A Goyeneche le gusta decir que su método de trabajo es exactamente el opuesto al de Zara. Los 51 tejidos reciclados que ha creado hasta la fecha no solo tardan tiempo en desarrollarse, como las flip flops, sino en fabricarse. Mientras que para preparar la colección de otoño/invierno, que se presenta entre enero y febrero, un diseñador normal no necesita comprar las telas antes de junio, en Ecoalf empiezan a trabajar en ellas con casi un año de antelación.

Pero el resultado merece la pena. Su apariencia es prácticamente imposible de diferenciar de las estándar y compiten con las de los grandes productores ecológicos internacionales. Por ejemplo, el tejido elaborado a partir de redes de pesca tiene 20 puntadas por milímetro, “las mismas que el nailon más fino”, según el empresario. Luego no es de extrañar que los materiales hayan terminado convirtiéndose en una nueva división de negocio de la firma. Además de a Marc Jacobs, ya han vendido paños a la española Hoss Intropia. Incluso Louis Vuitton Moët Hennessy les ha encargado un tejido de botellas 100% recicladas para fabricar los saquitos que envuelven sus bolsos y zapatos. Y cuando el grupo más grande del mundo del lujo se convierte en tu cliente, esto no puede interpretarse sino en clave positiva.

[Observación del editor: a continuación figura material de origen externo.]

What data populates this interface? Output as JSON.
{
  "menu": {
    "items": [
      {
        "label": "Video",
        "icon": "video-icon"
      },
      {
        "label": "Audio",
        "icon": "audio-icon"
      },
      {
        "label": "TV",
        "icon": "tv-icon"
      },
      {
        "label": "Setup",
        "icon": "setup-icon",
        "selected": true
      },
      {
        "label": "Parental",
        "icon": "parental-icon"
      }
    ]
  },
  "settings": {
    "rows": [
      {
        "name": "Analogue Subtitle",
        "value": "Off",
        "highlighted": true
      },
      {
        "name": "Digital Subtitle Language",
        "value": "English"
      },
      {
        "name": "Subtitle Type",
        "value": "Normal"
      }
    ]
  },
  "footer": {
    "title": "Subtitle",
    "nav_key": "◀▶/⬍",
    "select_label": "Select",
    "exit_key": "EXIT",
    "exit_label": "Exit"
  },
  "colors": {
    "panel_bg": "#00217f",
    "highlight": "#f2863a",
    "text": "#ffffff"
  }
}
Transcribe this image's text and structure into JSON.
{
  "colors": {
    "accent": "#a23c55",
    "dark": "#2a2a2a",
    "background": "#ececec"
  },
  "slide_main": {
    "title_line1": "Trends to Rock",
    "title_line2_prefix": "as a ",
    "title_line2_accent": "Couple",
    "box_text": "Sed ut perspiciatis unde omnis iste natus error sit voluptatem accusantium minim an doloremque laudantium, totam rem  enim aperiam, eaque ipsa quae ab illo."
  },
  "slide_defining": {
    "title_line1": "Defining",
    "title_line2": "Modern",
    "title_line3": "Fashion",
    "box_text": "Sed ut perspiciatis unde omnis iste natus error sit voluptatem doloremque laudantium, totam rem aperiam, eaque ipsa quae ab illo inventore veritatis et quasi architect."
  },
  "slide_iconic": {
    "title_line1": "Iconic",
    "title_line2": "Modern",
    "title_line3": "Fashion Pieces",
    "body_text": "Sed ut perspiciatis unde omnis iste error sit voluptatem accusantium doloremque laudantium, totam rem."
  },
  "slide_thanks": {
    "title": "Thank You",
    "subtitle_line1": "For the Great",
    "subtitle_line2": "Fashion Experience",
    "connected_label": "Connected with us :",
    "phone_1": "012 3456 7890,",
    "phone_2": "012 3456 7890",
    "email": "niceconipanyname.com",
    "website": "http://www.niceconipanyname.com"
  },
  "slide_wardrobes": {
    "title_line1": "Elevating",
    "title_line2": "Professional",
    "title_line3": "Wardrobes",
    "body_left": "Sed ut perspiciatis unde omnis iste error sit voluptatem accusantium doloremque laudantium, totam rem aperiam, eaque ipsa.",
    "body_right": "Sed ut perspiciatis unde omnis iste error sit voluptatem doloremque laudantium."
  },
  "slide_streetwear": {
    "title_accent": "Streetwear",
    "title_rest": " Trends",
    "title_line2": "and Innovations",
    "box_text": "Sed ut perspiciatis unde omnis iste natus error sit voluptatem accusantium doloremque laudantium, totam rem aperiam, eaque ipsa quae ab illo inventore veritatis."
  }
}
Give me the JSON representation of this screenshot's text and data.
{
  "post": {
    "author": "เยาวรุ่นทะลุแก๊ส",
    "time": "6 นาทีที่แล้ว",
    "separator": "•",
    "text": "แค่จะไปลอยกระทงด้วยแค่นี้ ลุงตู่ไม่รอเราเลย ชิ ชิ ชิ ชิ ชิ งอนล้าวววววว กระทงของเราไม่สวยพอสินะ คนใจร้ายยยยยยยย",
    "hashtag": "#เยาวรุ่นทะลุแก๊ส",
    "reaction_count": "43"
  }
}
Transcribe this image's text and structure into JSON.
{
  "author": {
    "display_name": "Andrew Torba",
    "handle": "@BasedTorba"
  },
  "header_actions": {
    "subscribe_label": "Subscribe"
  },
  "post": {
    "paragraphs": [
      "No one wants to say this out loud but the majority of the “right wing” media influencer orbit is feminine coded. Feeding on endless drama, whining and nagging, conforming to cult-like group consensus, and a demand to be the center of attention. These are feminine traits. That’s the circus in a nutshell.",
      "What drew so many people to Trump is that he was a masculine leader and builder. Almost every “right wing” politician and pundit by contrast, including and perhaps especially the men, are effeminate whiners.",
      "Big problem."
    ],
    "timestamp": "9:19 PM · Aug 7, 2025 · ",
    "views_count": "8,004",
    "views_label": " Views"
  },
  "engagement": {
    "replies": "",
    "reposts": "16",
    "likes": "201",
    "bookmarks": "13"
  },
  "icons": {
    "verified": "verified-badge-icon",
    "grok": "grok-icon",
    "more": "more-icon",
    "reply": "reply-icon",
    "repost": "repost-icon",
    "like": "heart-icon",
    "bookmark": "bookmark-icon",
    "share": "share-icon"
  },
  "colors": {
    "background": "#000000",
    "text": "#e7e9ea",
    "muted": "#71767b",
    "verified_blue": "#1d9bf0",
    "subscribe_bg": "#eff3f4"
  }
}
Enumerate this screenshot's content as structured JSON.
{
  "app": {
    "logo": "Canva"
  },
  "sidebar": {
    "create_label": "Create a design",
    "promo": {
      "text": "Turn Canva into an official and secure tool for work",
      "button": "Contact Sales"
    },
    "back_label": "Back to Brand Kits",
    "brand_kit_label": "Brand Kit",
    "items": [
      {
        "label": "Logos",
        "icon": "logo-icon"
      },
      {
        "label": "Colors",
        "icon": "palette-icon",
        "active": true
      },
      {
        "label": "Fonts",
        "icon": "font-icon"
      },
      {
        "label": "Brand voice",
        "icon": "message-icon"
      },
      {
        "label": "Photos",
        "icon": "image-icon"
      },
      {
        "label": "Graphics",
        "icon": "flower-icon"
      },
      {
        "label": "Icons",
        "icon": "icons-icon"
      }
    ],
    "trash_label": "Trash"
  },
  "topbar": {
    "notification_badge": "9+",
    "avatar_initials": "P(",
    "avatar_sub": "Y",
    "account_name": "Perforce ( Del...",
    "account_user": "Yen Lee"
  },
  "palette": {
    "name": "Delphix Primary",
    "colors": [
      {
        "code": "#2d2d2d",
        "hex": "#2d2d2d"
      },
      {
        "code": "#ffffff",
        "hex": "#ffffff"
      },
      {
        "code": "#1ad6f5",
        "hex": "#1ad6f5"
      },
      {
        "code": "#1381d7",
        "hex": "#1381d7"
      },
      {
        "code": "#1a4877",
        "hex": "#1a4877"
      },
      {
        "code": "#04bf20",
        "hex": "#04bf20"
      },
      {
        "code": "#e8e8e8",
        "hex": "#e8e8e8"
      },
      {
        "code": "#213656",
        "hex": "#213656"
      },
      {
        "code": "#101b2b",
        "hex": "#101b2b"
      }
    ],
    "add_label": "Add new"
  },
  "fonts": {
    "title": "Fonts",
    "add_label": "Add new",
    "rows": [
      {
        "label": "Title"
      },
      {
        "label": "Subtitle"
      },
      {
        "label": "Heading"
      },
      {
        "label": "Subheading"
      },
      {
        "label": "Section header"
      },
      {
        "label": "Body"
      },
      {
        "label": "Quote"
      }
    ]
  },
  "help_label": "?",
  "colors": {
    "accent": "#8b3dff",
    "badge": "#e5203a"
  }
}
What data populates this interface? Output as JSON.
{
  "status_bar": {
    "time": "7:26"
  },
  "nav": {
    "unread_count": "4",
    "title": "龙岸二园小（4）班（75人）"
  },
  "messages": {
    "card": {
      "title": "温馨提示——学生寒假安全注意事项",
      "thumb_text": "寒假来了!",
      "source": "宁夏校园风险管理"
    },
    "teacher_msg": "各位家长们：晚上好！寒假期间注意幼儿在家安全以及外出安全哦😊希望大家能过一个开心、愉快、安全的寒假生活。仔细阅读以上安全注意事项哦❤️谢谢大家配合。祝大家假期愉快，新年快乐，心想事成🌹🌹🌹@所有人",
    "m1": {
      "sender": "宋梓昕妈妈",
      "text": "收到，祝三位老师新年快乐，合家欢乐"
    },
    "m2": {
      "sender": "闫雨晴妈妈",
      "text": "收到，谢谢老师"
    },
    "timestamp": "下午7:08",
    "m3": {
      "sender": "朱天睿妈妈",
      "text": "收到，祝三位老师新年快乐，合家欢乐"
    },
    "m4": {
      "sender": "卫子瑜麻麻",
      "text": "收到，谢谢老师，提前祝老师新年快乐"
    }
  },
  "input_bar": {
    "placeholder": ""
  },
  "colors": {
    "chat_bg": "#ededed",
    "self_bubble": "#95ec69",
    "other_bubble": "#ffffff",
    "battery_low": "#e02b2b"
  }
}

Aunque para Goyeneche siempre hay margen de mejora. Empezando por el precio. Recoger los envases de PET, almacenarlos, tratarlos, convertirlos en virutas, luego en hilo y después en tela, transportarla, desarrollar procesos personalizados y poner de acuerdo a los distintos actores que participan en el proyecto resulta más caro que acudir a mayorista y comprar unos metros de algodón. Los bolsos de Ecoalf cuestan en torno a 200 euros y sus abrigos, cerca de 350. “Lo ecológico ha sido históricamente caro: lo es el coche eléctrico y también la comida bio. Este es uno de nuestros grandes retos”. Otro, producir cremalleras recicladas. “Si hiciésemos un pedido lo suficientemente voluminoso su coste sería asumible. Cuando una gran compañía exija a los proveedores productos sostenibles se cuadrarán y todos nos beneficiaremos”.